Officer Convicted for Multiple Rapes Gets Life

Officer(s) Involved: Oklahoma City Police Department patrol officer Daniel Ken Hotzclaw, born 10 December 1986.

Synopsis: Holtzclaw was arrested on 21 August 2014, after being accused of sexually assaulting multiple women. The arrest followed an investigation that uncovered evidence of a pattern of abuse, with Holtzclaw targeting women in low-income neighborhoods.

The initial incident that led to Holtzclaw’s arrest occurred around 2:00 a.m. on 18 June 2014, when he made a traffic stop without reporting to police dispatch, running a records check, or revealing that he had logged off his patrol car computer.

The driver, Jannie Ligons, a 57-year-old woman, was passing through the area and was not poor or known to the police, unlike other women Holtzclaw had allegedly accosted. Ligons reported that Holtzclaw forced her to perform oral sex on him and made her lift her shirt and pull down her pants.

Before his arrest, Holtzclaw was interrogated by detectives who believed he was being untruthful based on previous evidence and statements made by his girlfriend. Although he was released after the interrogation, his commission and entry cards, uniform, badges, firearms, radio, and keys to his police vehicle were seized, and he was placed on indefinite paid administrative leave.

After further investigation, 13 women came forward with accusations of sexual assault, leading to Holtzclaw’s arrest and charges of 36 counts of sexual abuse offenses, including rape, sexual battery, and forcible oral sodomy.

The earliest incident discovered was from 20 December 2013, where a woman said she had been arrested for drug possession, was hospitalized, and was forced to give oral sex while she was handcuffed to her hospital bed. She said that he again made sexual advances to her on several occasions after she was released from jail.

The woman said that she was led to believe that she would be released if she performed oral sex on Holtzclaw. “I didn’t think that no one would believe me,” she testified at a pretrial hearing. “I feel like all police will work together.”

Holtzclaw, who had been on paid administrative leave until he was charged in August 2014, was fired in January 2015 and his trial began on 2 November 2015. He faced 36 charges, including sexual battery, assault, forcible oral sodomy, and stalking, and pleaded not guilty to all charges.

On 10 December 2015, he was convicted on 18 of the charges, with the jury recommending that he serve 263 years in prison. Charges included first-degree rape, sexual battery, indecent exposure, stalking, forcible oral sodomy and burglary.

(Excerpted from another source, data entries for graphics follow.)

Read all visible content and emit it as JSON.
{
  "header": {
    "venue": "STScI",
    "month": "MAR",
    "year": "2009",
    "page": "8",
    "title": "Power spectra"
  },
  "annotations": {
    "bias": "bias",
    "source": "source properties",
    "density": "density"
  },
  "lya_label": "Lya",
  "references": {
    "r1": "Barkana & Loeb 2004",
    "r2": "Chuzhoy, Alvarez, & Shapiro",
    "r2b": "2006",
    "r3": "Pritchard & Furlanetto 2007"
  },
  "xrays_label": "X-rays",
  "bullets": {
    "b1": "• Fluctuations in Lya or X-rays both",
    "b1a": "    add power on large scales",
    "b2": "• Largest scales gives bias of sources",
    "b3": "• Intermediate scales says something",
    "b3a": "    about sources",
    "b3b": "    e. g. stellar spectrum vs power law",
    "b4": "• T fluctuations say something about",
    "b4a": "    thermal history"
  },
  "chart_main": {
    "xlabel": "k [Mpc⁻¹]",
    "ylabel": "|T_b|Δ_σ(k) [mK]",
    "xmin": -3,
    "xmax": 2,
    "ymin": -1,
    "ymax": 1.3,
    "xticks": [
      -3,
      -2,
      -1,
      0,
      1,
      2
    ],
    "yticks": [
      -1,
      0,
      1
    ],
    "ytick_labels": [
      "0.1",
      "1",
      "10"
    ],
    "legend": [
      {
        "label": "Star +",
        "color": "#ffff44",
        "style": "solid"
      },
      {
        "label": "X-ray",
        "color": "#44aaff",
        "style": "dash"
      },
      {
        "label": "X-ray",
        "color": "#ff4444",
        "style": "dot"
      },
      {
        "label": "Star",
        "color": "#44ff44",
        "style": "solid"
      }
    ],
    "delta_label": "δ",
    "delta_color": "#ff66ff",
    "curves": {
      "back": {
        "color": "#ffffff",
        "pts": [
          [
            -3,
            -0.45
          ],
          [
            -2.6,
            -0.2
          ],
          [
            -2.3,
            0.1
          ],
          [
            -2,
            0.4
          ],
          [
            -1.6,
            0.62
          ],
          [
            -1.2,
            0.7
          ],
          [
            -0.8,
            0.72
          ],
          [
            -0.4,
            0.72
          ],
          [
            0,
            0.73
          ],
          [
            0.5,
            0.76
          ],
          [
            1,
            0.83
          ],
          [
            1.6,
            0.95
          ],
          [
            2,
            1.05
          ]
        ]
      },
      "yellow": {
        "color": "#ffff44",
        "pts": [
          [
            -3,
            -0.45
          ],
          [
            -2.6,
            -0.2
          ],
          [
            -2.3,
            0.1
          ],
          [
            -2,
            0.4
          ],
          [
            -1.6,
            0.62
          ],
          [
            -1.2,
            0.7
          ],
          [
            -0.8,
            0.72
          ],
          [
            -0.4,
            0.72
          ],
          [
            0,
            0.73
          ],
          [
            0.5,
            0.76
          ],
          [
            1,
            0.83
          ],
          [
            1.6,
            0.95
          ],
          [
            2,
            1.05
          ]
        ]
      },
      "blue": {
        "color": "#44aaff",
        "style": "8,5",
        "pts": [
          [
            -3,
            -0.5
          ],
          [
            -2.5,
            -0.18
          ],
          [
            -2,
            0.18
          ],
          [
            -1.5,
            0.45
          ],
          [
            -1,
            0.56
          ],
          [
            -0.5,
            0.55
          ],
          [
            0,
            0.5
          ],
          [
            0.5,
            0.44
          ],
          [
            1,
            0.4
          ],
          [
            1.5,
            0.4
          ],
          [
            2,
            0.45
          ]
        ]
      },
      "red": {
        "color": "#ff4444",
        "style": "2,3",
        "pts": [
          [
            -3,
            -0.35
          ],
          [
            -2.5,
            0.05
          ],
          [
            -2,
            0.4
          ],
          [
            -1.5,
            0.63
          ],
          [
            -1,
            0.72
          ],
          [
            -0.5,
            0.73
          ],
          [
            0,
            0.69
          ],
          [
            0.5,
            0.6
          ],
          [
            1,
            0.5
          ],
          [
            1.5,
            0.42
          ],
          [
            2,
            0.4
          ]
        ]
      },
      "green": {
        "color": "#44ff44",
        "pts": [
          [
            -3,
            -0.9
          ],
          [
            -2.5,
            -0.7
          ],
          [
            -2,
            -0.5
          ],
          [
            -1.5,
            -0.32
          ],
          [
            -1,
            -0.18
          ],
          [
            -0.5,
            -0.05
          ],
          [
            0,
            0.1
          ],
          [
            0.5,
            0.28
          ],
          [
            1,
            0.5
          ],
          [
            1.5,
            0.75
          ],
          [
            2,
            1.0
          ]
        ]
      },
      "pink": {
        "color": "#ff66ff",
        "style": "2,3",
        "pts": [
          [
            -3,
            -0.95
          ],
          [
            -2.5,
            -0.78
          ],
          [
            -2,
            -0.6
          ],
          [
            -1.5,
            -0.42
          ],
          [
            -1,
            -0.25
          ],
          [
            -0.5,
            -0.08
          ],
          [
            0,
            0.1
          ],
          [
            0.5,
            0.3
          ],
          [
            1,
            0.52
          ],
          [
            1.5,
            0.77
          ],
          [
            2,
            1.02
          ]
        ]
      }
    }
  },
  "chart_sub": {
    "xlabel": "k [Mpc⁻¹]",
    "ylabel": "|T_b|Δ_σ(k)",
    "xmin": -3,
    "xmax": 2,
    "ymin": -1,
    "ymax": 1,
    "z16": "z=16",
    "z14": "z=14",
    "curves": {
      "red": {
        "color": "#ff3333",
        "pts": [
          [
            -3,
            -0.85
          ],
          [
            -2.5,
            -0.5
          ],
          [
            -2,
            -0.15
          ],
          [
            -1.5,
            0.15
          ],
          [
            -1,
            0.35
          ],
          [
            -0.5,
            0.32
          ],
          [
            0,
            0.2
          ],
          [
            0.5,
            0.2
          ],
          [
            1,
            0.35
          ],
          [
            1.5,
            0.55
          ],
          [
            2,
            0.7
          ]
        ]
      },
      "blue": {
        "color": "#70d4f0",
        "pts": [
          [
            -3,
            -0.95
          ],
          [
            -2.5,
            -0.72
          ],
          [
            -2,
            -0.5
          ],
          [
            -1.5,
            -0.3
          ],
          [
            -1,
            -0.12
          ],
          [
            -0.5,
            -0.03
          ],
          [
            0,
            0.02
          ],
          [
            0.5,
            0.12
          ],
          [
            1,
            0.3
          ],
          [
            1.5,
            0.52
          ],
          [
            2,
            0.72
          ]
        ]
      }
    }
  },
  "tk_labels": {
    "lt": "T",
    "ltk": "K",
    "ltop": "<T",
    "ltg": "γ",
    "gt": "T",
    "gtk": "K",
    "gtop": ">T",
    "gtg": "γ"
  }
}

He also faced second-degree rape by instrumentation and sexual battery charges. Claiming that evidence was withheld from the defense, Holtzclaw’s attorney requested a new trial on 20 January 2016. The request was immediately denied by the judge.

Outcome: Holtclaw was sentenced on 21 January 2016, to 263 years in prison, which is effectively a life sentence. Holtzclaw has since claimed that he was wrongfully convicted and has been fighting to regain his freedom.

Soon after his sentencing, all of Holtzclaw’s information was removed from the Oklahoma Department of Corrections (ODOC) website. The website shows data on a criminal’s offense(s), mug shots, and jail location.

When asked where Holtzclaw is currently located, ODOC spokesperson Terri Watkins replied, “We are not going to comment, it is a matter of security.” It was later confirmed that he was being held under an alias in an undisclosed Oklahoma state prison.

In a unanimous opinion on 1 August 2019, the Oklahoma Court of Criminal Appeals denied Holtzclaw’s appeal. The ruling, written by Judge Dana Kuehn, rejected the appellant attorneys’ claims of insufficient evidence and of improper procedure for bundling all 36 charges together.

The opinion rejected allegations of a “circus atmosphere,” noting that the jury returned not guilty verdicts on half of the charges. In his concurrence, Presiding Judge David B. Lewis referred to Holtzclaw as a “sexual predator.” In their public condemnation of the ruling, Holtzclaw’s family and supporters called Lewis’ description a “vicious and false assertion.”

On 9 March 2020, Holtzclaw’s petition for a writ of certiorari was denied by the Supreme Court of the United States.